An increase in livestock production will boost the sector which, together with mining and manufacturing, has been projected to be the key sectors to drive economic rejuvenation


By Paison Tazvivinga, and Nyenge Dzinotyiwei



In August 2020 cabinet approved a Livestock Growth Plan (LGP) which seeks to enhance the livestock sector to USD1.9 billion by 2025. This is quite a commendable initiative considering that livestock is one of the key subsectors of agriculture.

According to World Bank, the agriculture sector contributes about 10% of Zimbabwe’s formal GDP, over 40% of recorded national exports, 60% of raw materials to agro-industries and provides employment and income to over 60% of Zimbabwe’s population.

Therefore, an increase in livestock production will boost the sector which, together with mining and manufacturing, has been projected to be the key sectors to drive economic rejuvenation.

The livestock growth plan is a key component of the government’s agriculture food systems transformation strategy aimed at enhancing the agriculture economy to USD8.2 billion by 2025.

The strategy came at an opportune time when livestock and production of related products has been suboptimal.

To put this into perspective, dairy small-scale farmers produce less than 200l per day. Most of these small-scale dairy farmers have a total herd of about 20 cows with production levels of 10 litres per day per cow.
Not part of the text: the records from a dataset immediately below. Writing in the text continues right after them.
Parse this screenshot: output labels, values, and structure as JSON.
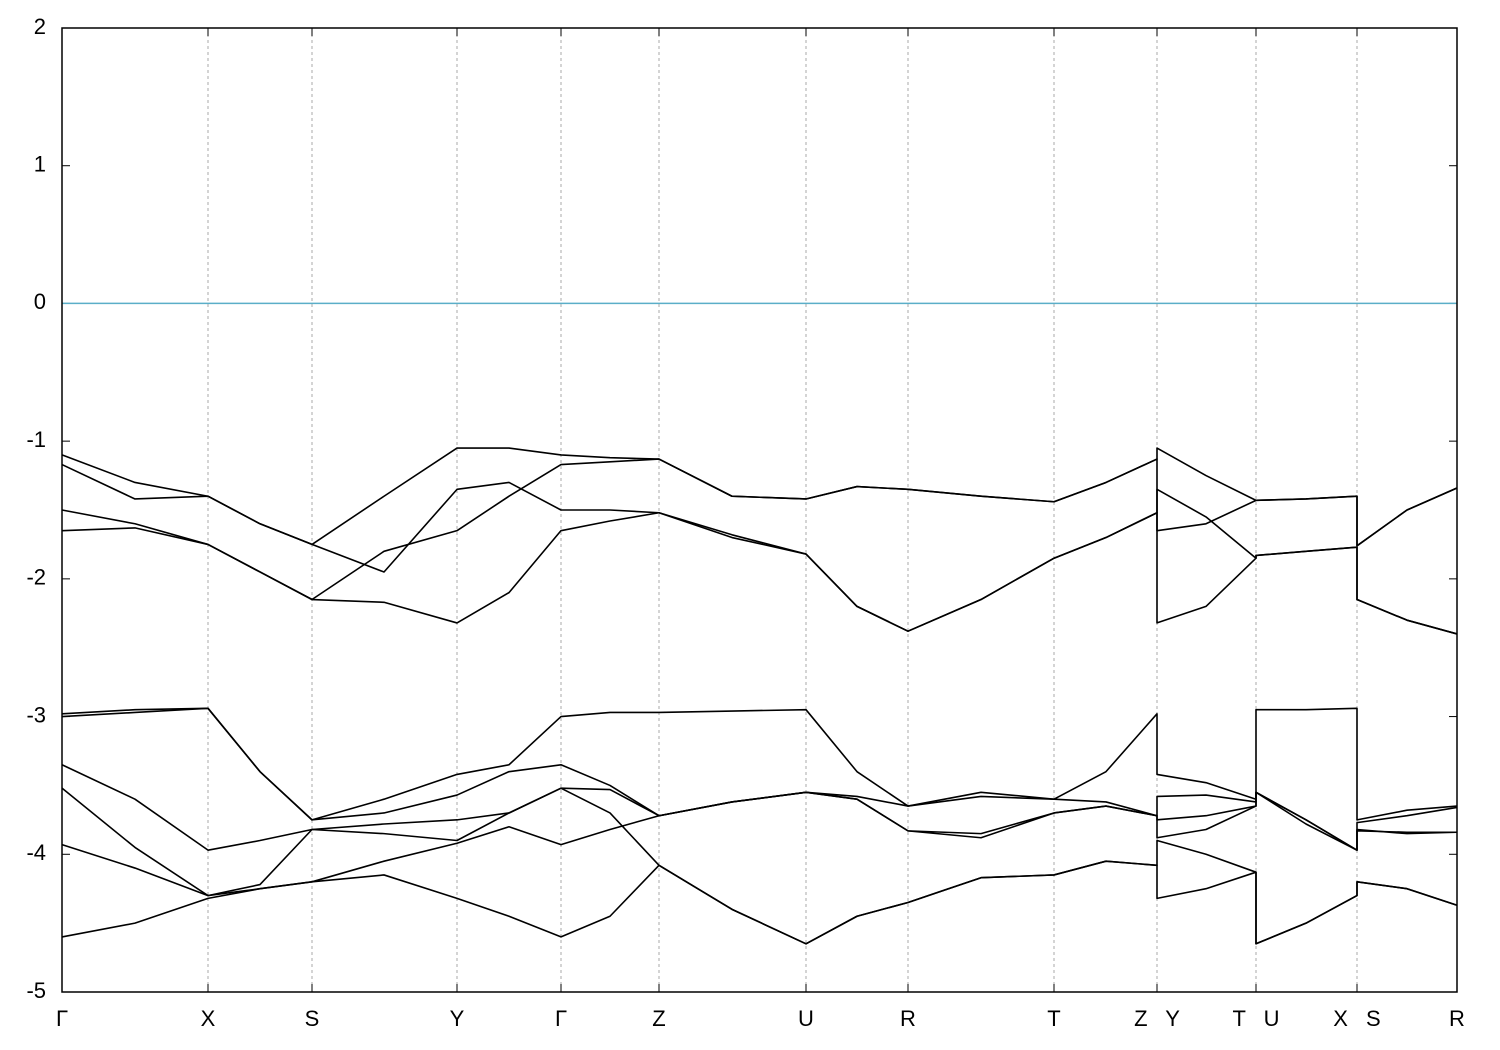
{
  "chart_data": {
    "type": "line",
    "x": [
      0,
      73,
      146,
      198,
      250,
      322,
      395,
      447,
      499,
      548,
      597,
      670,
      744,
      795,
      846,
      919,
      992,
      1044,
      1095,
      1095,
      1144,
      1194,
      1194,
      1244,
      1295,
      1295,
      1345,
      1395
    ],
    "xlim": [
      0,
      1395
    ],
    "xticks": [
      {
        "value": 0,
        "label": "Γ"
      },
      {
        "value": 146,
        "label": "X"
      },
      {
        "value": 250,
        "label": "S"
      },
      {
        "value": 395,
        "label": "Y"
      },
      {
        "value": 499,
        "label": "Γ"
      },
      {
        "value": 597,
        "label": "Z"
      },
      {
        "value": 744,
        "label": "U"
      },
      {
        "value": 846,
        "label": "R"
      },
      {
        "value": 992,
        "label": "T"
      },
      {
        "value": 1095,
        "label": "Z Y"
      },
      {
        "value": 1194,
        "label": "T U"
      },
      {
        "value": 1295,
        "label": "X S"
      },
      {
        "value": 1395,
        "label": "R"
      }
    ],
    "ylim": [
      -5,
      2
    ],
    "yticks": [
      -5,
      -4,
      -3,
      -2,
      -1,
      0,
      1,
      2
    ],
    "grid": "x",
    "hline": {
      "value": 0,
      "color": "#5aaec8"
    },
    "series": [
      {
        "color": "#000000",
        "values": [
          -1.1,
          -1.3,
          -1.4,
          -1.6,
          -1.75,
          -1.4,
          -1.05,
          -1.05,
          -1.1,
          -1.12,
          -1.13,
          -1.4,
          -1.42,
          -1.33,
          -1.35,
          -1.4,
          -1.44,
          -1.3,
          -1.13,
          -1.05,
          -1.25,
          -1.43,
          -1.43,
          -1.42,
          -1.4,
          -1.76,
          -1.5,
          -1.34
        ]
      },
      {
        "color": "#000000",
        "values": [
          -1.17,
          -1.42,
          -1.4,
          -1.6,
          -1.75,
          -1.95,
          -1.35,
          -1.3,
          -1.5,
          -1.5,
          -1.52,
          -1.7,
          -1.82,
          -2.2,
          -2.38,
          -2.15,
          -1.85,
          -1.7,
          -1.52,
          -1.35,
          -1.55,
          -1.85,
          -1.83,
          -1.8,
          -1.77,
          -2.15,
          -2.3,
          -2.4
        ]
      },
      {
        "color": "#000000",
        "values": [
          -1.5,
          -1.6,
          -1.75,
          -1.95,
          -2.15,
          -1.8,
          -1.65,
          -1.4,
          -1.17,
          -1.15,
          -1.13,
          -1.4,
          -1.42,
          -1.33,
          -1.35,
          -1.4,
          -1.44,
          -1.3,
          -1.13,
          -1.65,
          -1.6,
          -1.43,
          -1.43,
          -1.42,
          -1.4,
          -1.76,
          -1.5,
          -1.34
        ]
      },
      {
        "color": "#000000",
        "values": [
          -1.65,
          -1.63,
          -1.75,
          -1.95,
          -2.15,
          -2.17,
          -2.32,
          -2.1,
          -1.65,
          -1.58,
          -1.52,
          -1.68,
          -1.82,
          -2.2,
          -2.38,
          -2.15,
          -1.85,
          -1.7,
          -1.52,
          -2.32,
          -2.2,
          -1.85,
          -1.83,
          -1.8,
          -1.77,
          -2.15,
          -2.3,
          -2.4
        ]
      },
      {
        "color": "#000000",
        "values": [
          -2.98,
          -2.95,
          -2.94,
          -3.4,
          -3.75,
          -3.6,
          -3.42,
          -3.35,
          -3.0,
          -2.97,
          -2.97,
          -2.96,
          -2.95,
          -3.4,
          -3.65,
          -3.55,
          -3.6,
          -3.4,
          -2.98,
          -3.42,
          -3.48,
          -3.6,
          -2.95,
          -2.95,
          -2.94,
          -3.75,
          -3.68,
          -3.65
        ]
      },
      {
        "color": "#000000",
        "values": [
          -3.0,
          -2.97,
          -2.94,
          -3.4,
          -3.75,
          -3.7,
          -3.57,
          -3.4,
          -3.35,
          -3.5,
          -3.72,
          -3.62,
          -3.55,
          -3.6,
          -3.83,
          -3.88,
          -3.7,
          -3.65,
          -3.72,
          -3.58,
          -3.57,
          -3.62,
          -3.55,
          -3.75,
          -3.97,
          -3.77,
          -3.72,
          -3.66
        ]
      },
      {
        "color": "#000000",
        "values": [
          -3.35,
          -3.6,
          -3.97,
          -3.9,
          -3.82,
          -3.78,
          -3.75,
          -3.7,
          -3.52,
          -3.53,
          -3.72,
          -3.62,
          -3.55,
          -3.58,
          -3.65,
          -3.58,
          -3.6,
          -3.62,
          -3.72,
          -3.75,
          -3.72,
          -3.65,
          -3.55,
          -3.78,
          -3.97,
          -3.82,
          -3.85,
          -3.84
        ]
      },
      {
        "color": "#000000",
        "values": [
          -3.52,
          -3.95,
          -4.3,
          -4.22,
          -3.82,
          -3.85,
          -3.9,
          -3.7,
          -3.52,
          -3.7,
          -4.08,
          -4.4,
          -4.65,
          -4.45,
          -4.35,
          -4.17,
          -4.15,
          -4.05,
          -4.08,
          -3.9,
          -4.0,
          -4.13,
          -4.65,
          -4.5,
          -4.3,
          -4.2,
          -4.25,
          -4.37
        ]
      },
      {
        "color": "#000000",
        "values": [
          -3.93,
          -4.1,
          -4.3,
          -4.25,
          -4.2,
          -4.05,
          -3.92,
          -3.8,
          -3.93,
          -3.82,
          -3.72,
          -3.62,
          -3.55,
          -3.6,
          -3.83,
          -3.85,
          -3.7,
          -3.65,
          -3.72,
          -3.88,
          -3.82,
          -3.65,
          -3.55,
          -3.75,
          -3.97,
          -3.83,
          -3.84,
          -3.84
        ]
      },
      {
        "color": "#000000",
        "values": [
          -4.6,
          -4.5,
          -4.32,
          -4.25,
          -4.2,
          -4.15,
          -4.32,
          -4.45,
          -4.6,
          -4.45,
          -4.08,
          -4.4,
          -4.65,
          -4.45,
          -4.35,
          -4.17,
          -4.15,
          -4.05,
          -4.08,
          -4.32,
          -4.25,
          -4.13,
          -4.65,
          -4.5,
          -4.3,
          -4.2,
          -4.25,
          -4.37
        ]
      }
    ]
  }
}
Medium-scale farmers make around 15-17 Litres per cow per day whilst large scale farmers make around 22L. These productivity levels are way below global daily yields of 35 litres per cow, experienced in highly mechanized dairies with superior genetics and higher input feeds.
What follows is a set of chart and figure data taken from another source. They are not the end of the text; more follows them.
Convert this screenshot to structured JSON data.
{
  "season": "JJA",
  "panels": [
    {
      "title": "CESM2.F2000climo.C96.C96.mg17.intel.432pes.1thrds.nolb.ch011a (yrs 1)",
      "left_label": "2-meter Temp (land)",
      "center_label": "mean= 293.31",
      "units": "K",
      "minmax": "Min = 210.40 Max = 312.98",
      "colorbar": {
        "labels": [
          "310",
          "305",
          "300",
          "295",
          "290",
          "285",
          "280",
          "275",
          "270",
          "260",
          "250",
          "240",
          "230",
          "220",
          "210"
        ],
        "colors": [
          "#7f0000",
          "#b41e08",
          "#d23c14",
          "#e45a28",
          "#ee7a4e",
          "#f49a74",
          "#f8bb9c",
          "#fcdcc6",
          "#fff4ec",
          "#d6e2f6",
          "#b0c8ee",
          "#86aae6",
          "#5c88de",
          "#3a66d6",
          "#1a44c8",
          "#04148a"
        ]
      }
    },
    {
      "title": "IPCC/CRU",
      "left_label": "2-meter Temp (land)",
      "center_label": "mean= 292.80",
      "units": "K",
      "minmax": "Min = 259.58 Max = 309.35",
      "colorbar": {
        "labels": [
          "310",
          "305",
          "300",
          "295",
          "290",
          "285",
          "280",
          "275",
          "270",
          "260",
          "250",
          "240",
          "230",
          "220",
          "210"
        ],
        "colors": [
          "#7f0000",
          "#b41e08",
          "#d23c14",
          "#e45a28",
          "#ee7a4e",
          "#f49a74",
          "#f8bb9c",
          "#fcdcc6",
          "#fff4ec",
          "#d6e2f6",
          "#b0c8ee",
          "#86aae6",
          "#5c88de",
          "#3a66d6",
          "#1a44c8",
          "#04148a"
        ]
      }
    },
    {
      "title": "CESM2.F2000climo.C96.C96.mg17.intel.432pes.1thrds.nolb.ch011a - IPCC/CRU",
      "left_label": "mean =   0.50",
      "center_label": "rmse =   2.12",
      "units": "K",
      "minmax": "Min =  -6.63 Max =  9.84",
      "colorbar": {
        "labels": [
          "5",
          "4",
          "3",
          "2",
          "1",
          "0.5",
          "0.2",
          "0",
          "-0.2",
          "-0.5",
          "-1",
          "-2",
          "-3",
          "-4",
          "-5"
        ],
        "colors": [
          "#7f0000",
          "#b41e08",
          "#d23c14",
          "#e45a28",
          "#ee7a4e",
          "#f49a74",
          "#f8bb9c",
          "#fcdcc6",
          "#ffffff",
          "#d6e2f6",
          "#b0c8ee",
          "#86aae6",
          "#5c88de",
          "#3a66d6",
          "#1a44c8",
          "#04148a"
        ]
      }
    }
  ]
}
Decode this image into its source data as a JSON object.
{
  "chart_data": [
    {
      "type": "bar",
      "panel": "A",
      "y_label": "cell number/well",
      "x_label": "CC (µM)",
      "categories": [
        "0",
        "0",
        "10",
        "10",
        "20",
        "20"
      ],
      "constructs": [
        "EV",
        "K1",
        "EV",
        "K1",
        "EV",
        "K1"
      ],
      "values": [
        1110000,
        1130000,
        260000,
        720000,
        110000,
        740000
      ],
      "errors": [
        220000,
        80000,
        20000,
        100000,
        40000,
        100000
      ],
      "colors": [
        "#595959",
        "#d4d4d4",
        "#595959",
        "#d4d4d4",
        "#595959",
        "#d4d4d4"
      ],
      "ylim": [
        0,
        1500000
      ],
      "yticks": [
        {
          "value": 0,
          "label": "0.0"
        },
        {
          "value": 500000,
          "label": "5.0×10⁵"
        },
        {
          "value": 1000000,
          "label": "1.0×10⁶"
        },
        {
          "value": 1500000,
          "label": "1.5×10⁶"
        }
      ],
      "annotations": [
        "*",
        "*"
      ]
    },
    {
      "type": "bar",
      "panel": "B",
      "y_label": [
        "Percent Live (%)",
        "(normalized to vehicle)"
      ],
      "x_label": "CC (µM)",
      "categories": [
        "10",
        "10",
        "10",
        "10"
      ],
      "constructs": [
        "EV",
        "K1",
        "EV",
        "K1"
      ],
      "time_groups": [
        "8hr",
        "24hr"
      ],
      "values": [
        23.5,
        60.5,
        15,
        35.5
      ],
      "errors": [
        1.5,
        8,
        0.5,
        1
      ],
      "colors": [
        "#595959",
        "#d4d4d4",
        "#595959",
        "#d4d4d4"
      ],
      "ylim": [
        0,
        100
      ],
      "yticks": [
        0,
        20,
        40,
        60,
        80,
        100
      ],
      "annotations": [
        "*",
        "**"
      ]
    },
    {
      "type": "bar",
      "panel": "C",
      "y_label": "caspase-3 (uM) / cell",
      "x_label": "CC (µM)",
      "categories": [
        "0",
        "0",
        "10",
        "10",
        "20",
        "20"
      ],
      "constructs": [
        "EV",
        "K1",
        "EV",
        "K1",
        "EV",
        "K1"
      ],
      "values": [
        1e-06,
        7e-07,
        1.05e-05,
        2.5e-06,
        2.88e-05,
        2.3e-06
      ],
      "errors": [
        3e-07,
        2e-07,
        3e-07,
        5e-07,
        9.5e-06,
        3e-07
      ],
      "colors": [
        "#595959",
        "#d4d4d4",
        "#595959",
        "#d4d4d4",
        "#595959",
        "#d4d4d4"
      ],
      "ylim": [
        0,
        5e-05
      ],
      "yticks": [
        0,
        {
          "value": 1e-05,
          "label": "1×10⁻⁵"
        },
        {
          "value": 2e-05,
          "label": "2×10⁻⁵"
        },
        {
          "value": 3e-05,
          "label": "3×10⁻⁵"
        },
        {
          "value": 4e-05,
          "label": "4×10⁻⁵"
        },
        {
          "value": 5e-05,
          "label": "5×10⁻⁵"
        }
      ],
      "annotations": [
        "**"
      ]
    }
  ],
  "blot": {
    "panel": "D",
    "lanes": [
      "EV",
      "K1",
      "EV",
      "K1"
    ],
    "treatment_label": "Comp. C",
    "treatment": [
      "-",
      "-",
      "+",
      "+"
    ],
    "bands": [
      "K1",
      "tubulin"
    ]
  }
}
If, as a nation, we are sincere about the success of the LGP the systematic challenges that led to the low production levels must be understood and solutions proffered accordingly. Some of the key challenges and high-level recommendations are:


  • The major obstacle to livestock production is feed e.g., dairy feed cost constitutes more than 60% of the total production cost and is out of reach of many farmers especially small-scale farmers;
  • Beef processing units and milk bulking centres are centralised in certain areas. This translates to very long distances for farmers such that dairy farmers are limited to morning milking. The long distances hinder them from late afternoon milking. This is exacerbated by the fact that most farmers do not have overnight cooling facilities;
  • Lack of long-term funding from financial institutions. Livestock production is a long-term investment which needs to be complimented by long-term borrowing periods, not one-year loan cycles.
  • Lack of good breeds. Those with dairy cows end up using local breeds because of lack of or unaffordability of genetic banks.
  • Most farmers rely on government veterinary services of which government is failing to provide even dipping services hence most cattle are susceptible to theileriosis (January disease) attack. Rural farmers depend on communal paddocks so even if they buy their own tick control it becomes less effective as their cattle will mingle with those unvaccinated at communal paddocks.
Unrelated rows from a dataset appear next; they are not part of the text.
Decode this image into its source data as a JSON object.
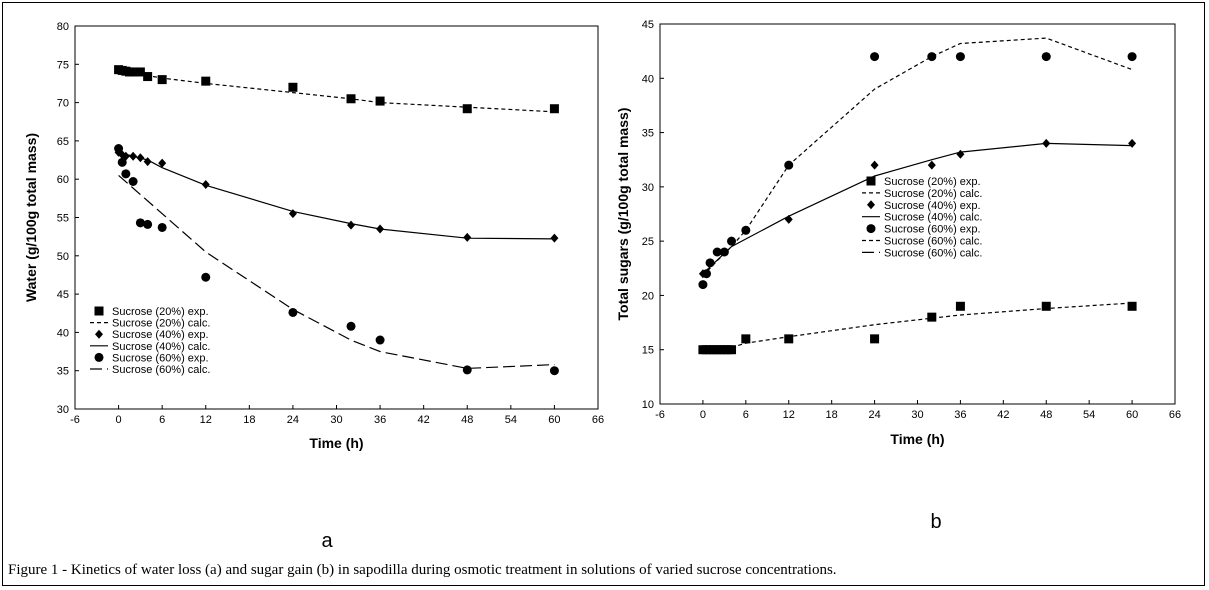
{
  "caption": "Figure 1 - Kinetics of water loss (a) and sugar gain (b) in sapodilla during osmotic treatment in solutions of varied sucrose concentrations.",
  "chart_data": [
    {
      "type": "scatter",
      "panel_label": "a",
      "xlabel": "Time (h)",
      "ylabel": "Water (g/100g total mass)",
      "xlim": [
        -6,
        66
      ],
      "ylim": [
        30,
        80
      ],
      "xticks": [
        -6,
        0,
        6,
        12,
        18,
        24,
        30,
        36,
        42,
        48,
        54,
        60,
        66
      ],
      "yticks": [
        30,
        35,
        40,
        45,
        50,
        55,
        60,
        65,
        70,
        75,
        80
      ],
      "legend_position": "bottom-left",
      "series": [
        {
          "name": "Sucrose (20%) exp.",
          "marker": "square",
          "x": [
            0,
            0.5,
            1,
            1.5,
            2,
            3,
            4,
            6,
            12,
            24,
            32,
            36,
            48,
            60
          ],
          "y": [
            74.3,
            74.2,
            74.1,
            74,
            74,
            74,
            73.4,
            73,
            72.8,
            72,
            70.5,
            70.2,
            69.2,
            69.2
          ]
        },
        {
          "name": "Sucrose (20%) calc.",
          "line": "short-dash",
          "x": [
            0,
            6,
            12,
            24,
            32,
            36,
            48,
            60
          ],
          "y": [
            74.2,
            73.2,
            72.5,
            71.3,
            70.5,
            70,
            69.4,
            68.8
          ]
        },
        {
          "name": "Sucrose (40%) exp.",
          "marker": "diamond",
          "x": [
            0,
            0.5,
            1,
            2,
            3,
            4,
            6,
            12,
            24,
            32,
            36,
            48,
            60
          ],
          "y": [
            63.5,
            63.2,
            63,
            63,
            62.8,
            62.3,
            62.1,
            59.3,
            55.5,
            54,
            53.5,
            52.4,
            52.3
          ]
        },
        {
          "name": "Sucrose (40%) calc.",
          "line": "solid",
          "x": [
            0,
            4,
            6,
            12,
            24,
            32,
            36,
            48,
            60
          ],
          "y": [
            63.5,
            62.5,
            61.5,
            59.2,
            55.8,
            54.2,
            53.5,
            52.3,
            52.2
          ]
        },
        {
          "name": "Sucrose (60%) exp.",
          "marker": "circle",
          "x": [
            0,
            0.5,
            1,
            2,
            3,
            4,
            6,
            12,
            24,
            32,
            36,
            48,
            60
          ],
          "y": [
            64,
            62.2,
            60.7,
            59.7,
            54.3,
            54.1,
            53.7,
            47.2,
            42.6,
            40.8,
            39,
            35.1,
            35
          ]
        },
        {
          "name": "Sucrose (60%) calc.",
          "line": "long-dash",
          "x": [
            0,
            6,
            12,
            24,
            32,
            36,
            48,
            60
          ],
          "y": [
            60.5,
            55.5,
            50.5,
            43,
            39,
            37.5,
            35.3,
            35.8
          ]
        }
      ]
    },
    {
      "type": "scatter",
      "panel_label": "b",
      "xlabel": "Time (h)",
      "ylabel": "Total sugars (g/100g total mass)",
      "xlim": [
        -6,
        66
      ],
      "ylim": [
        10,
        45
      ],
      "xticks": [
        -6,
        0,
        6,
        12,
        18,
        24,
        30,
        36,
        42,
        48,
        54,
        60,
        66
      ],
      "yticks": [
        10,
        15,
        20,
        25,
        30,
        35,
        40,
        45
      ],
      "legend_position": "right",
      "series": [
        {
          "name": "Sucrose (20%) exp.",
          "marker": "square",
          "x": [
            0,
            0.5,
            1,
            1.5,
            2,
            2.5,
            3,
            3.5,
            4,
            6,
            12,
            24,
            32,
            36,
            48,
            60
          ],
          "y": [
            15,
            15,
            15,
            15,
            15,
            15,
            15,
            15,
            15,
            16,
            16,
            16,
            18,
            19,
            19,
            19
          ]
        },
        {
          "name": "Sucrose (20%) calc.",
          "line": "short-dash",
          "x": [
            4,
            6,
            12,
            24,
            32,
            36,
            48,
            60
          ],
          "y": [
            15.2,
            15.6,
            16.2,
            17.3,
            17.9,
            18.2,
            18.8,
            19.3
          ]
        },
        {
          "name": "Sucrose (40%) exp.",
          "marker": "diamond",
          "x": [
            0,
            0.5,
            1,
            2,
            3,
            4,
            6,
            12,
            24,
            32,
            36,
            48,
            60
          ],
          "y": [
            22,
            22,
            23,
            24,
            24,
            25,
            26,
            27,
            32,
            32,
            33,
            34,
            34
          ]
        },
        {
          "name": "Sucrose (40%) calc.",
          "line": "solid",
          "x": [
            0,
            4,
            6,
            12,
            24,
            32,
            36,
            48,
            60
          ],
          "y": [
            22,
            24.5,
            25.2,
            27.3,
            31,
            32.5,
            33.2,
            34,
            33.8
          ]
        },
        {
          "name": "Sucrose (60%) exp.",
          "marker": "circle",
          "x": [
            0,
            0.5,
            1,
            2,
            3,
            4,
            6,
            12,
            24,
            32,
            36,
            48,
            60
          ],
          "y": [
            21,
            22,
            23,
            24,
            24,
            25,
            26,
            32,
            42,
            42,
            42,
            42,
            42
          ]
        },
        {
          "name": "Sucrose (60%) calc.",
          "line": "short-dash",
          "x": [
            0,
            2,
            4,
            6,
            12,
            24,
            32,
            36,
            48,
            60
          ],
          "y": [
            21.8,
            23.2,
            24.5,
            26,
            32,
            39,
            42,
            43.2,
            43.7,
            40.8
          ]
        },
        {
          "name": "Sucrose (60%) calc.",
          "line": "long-dash",
          "x": [],
          "y": []
        }
      ]
    }
  ]
}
Some high-level recommendations

  • To make feed relatively cheaper, farmers need to grow silage, however, only commercial farmers have the capacity to grow silage. Most small-scale farmers do not have access to machinery like silage cutter, chopper grinder and irrigation systems. Government intervention must be directed towards such programmes to improve small scale farming.
  • Farmers should be trained so that they can accurately calculate carrying capacity of their paddocks. This will make them aware of the maximum herd they should keep. Farmers should also consider pen fattening methods as feed supplements.
  • Vaccines and chemicals are relatively expensive in Zimbabwe. The price misalignment is leading farmers to consider neighbouring countries for cheap vaccines and chemicals, e.g., Butachem for Theileriosis is costing USD15 in Zimbabwe but in Zambia it costs USD2. Interventions in this regard will be greatly appreciated in reducing costs.
  • Some farmers are still believing in traditional methods of cattle rearing but due to climate change, majority of vectors are now resistant, instead of taking appropriate control action, farmers interpret it as a curse. There is needy, therefore, to ensure extension facilities are optimally utilized through the veterinary office.
  • Authorities can model a policy around ‘prevention is better than cure’. If an animal contracts theileriosis, the solution is to kill and burn the respective animal rather than to try and cure it (South Africa has a similar policy). To date there is no cure for that tick born disease, available chemicals like buparvaquone are there to suppress its severity. This means, the affected animal becomes a carrier and spreader of the disease. Such knowledge must be imparted to all farmers.
  • Climate change has devastating effects on livestock, some of which are thermal and cold stress, increased disease incidences and decreasing water availability against increasing livestock water requirements. Government must educate farmers on these issues through extension officers and should encourage farmers to adopt climate friendly farming practices. Regular farmer group discussions should be encouraged to facilitate sharing of ideas on how to adapt to climate change.


Paison Tazvivinga is a Development Economist and Nyenge Dzinotyiwei is an Animal Scientist.